(Excerpts taken from Robert Kennedy and the International Boys School Coalition website)
- Boys learn differently from girls
Schools that make the intentional choice to focus on the intellectual, physical, social, and emotional lives of boys and young men share an appreciation for the intensity and complexity of boyhood. Educators at boys’ schools celebrate and value all that it means to be a boy.
There is now a recognized body of research which posits that boys do learn differently from girls. Read books like “Boys and Girls Learn Differently!” by Michael Gurian to understand that line of thinking. Teachers in a boys’ school understand how a boy learns and as a result are quite successful in implementing the special teaching techniques required to achieve optimal results.|
- The focus is entirely on boys
When you don’t have to plan curriculum, lessons and events to include both sexes, you can focus on boys’ needs exclusively. Young men enjoy different kinds of activities than girls do. They grow at a different pace than girls do. A boys’ school allows a boy to remain a boy for as long as he wants and needs to.
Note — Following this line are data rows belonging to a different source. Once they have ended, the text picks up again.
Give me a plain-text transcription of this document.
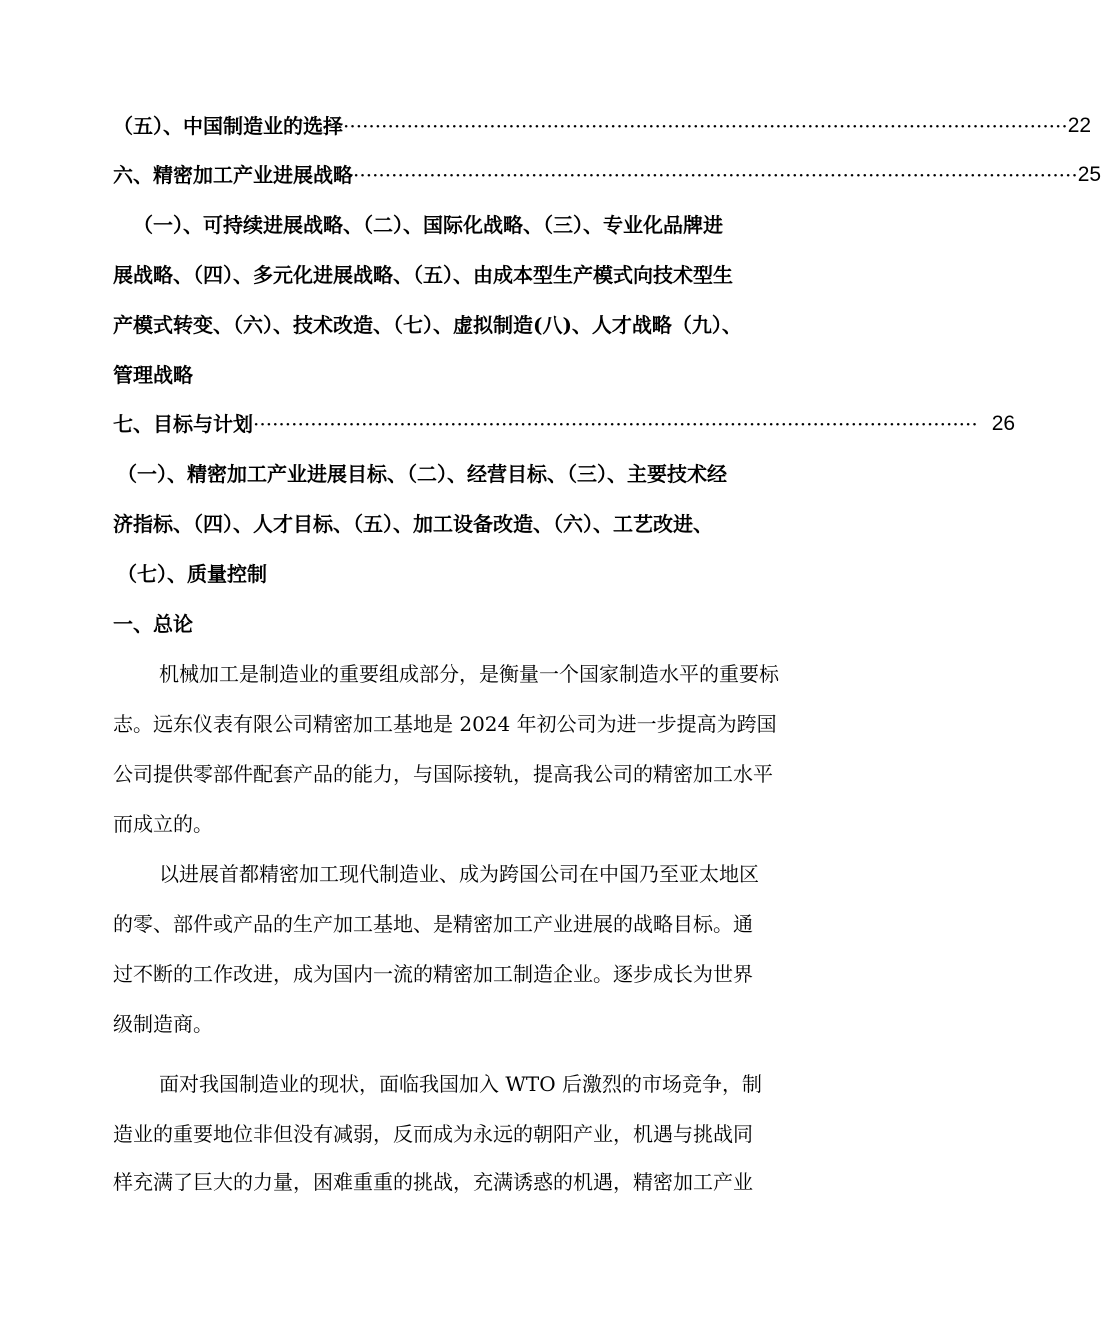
（五）、中国制造业的选择 ·················································································································· 22
六、精密加工产业进展战略 ·················································································································· 25
（一）、可持续进展战略、（二）、国际化战略、（三）、专业化品牌进
展战略、（四）、多元化进展战略、（五）、由成本型生产模式向技术型生
产模式转变、（六）、技术改造、（七）、虚拟制造(八)、人才战略（九）、
管理战略
七、目标与计划 ·················································································································· 26
（一）、精密加工产业进展目标、（二）、经营目标、（三）、主要技术经
济指标、（四）、人才目标、（五）、加工设备改造、（六）、工艺改进、
（七）、质量控制
一、总论
机械加工是制造业的重要组成部分，是衡量一个国家制造水平的重要标
志。远东仪表有限公司精密加工基地是 2024 年初公司为进一步提高为跨国
公司提供零部件配套产品的能力，与国际接轨，提高我公司的精密加工水平
而成立的。
以进展首都精密加工现代制造业、成为跨国公司在中国乃至亚太地区
的零、部件或产品的生产加工基地、是精密加工产业进展的战略目标。通
过不断的工作改进，成为国内一流的精密加工制造企业。逐步成长为世界
级制造商。
面对我国制造业的现状，面临我国加入 WTO 后激烈的市场竞争，制
造业的重要地位非但没有减弱，反而成为永远的朝阳产业，机遇与挑战同
样充满了巨大的力量，困难重重的挑战，充满诱惑的机遇，精密加工产业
- The social pressures are much less stressful
Boys mature later than girls do. Learning how to cope with and relate to girls on a daily basis in a co-educational setting causes added stress in those early adolescent years. That’s exactly the time a boys’ school is able to jump in and build confidence without the social distractions inherent in a mixed setting.
- Boys’ become comfortable with non-traditional subjects and activities
In a co-educational school boys often shy away from joining activities such as choir and orchestra. To do so would make be considered unmasculine. In a boys’ school you can’t have a choir or an orchestra unless you and your classmates pitch in and make it happen. Breaking down the stereotypes society has imposed on what are considered proper activities for boys is one of the many things boys’ schools do very well.
- Boys learn that there are many routes to manhood
Again, the traditional stereotypes can be dismantled and replaced by a more thoughtful approach to maturation. Not every boy can be a star athlete or a math whiz. Competition is fine and to be encouraged. But boys can also learn that the strong bonds of friendship, teamwork and social interaction are what matter most in later life. Working together in the classroom, on the playing field, or in the performance hall, students are united by a special bond of brotherhood. Many boys’ school graduates say the friendships they developed with their peers and with faculty are among the most important benefits they carry with them from their schools.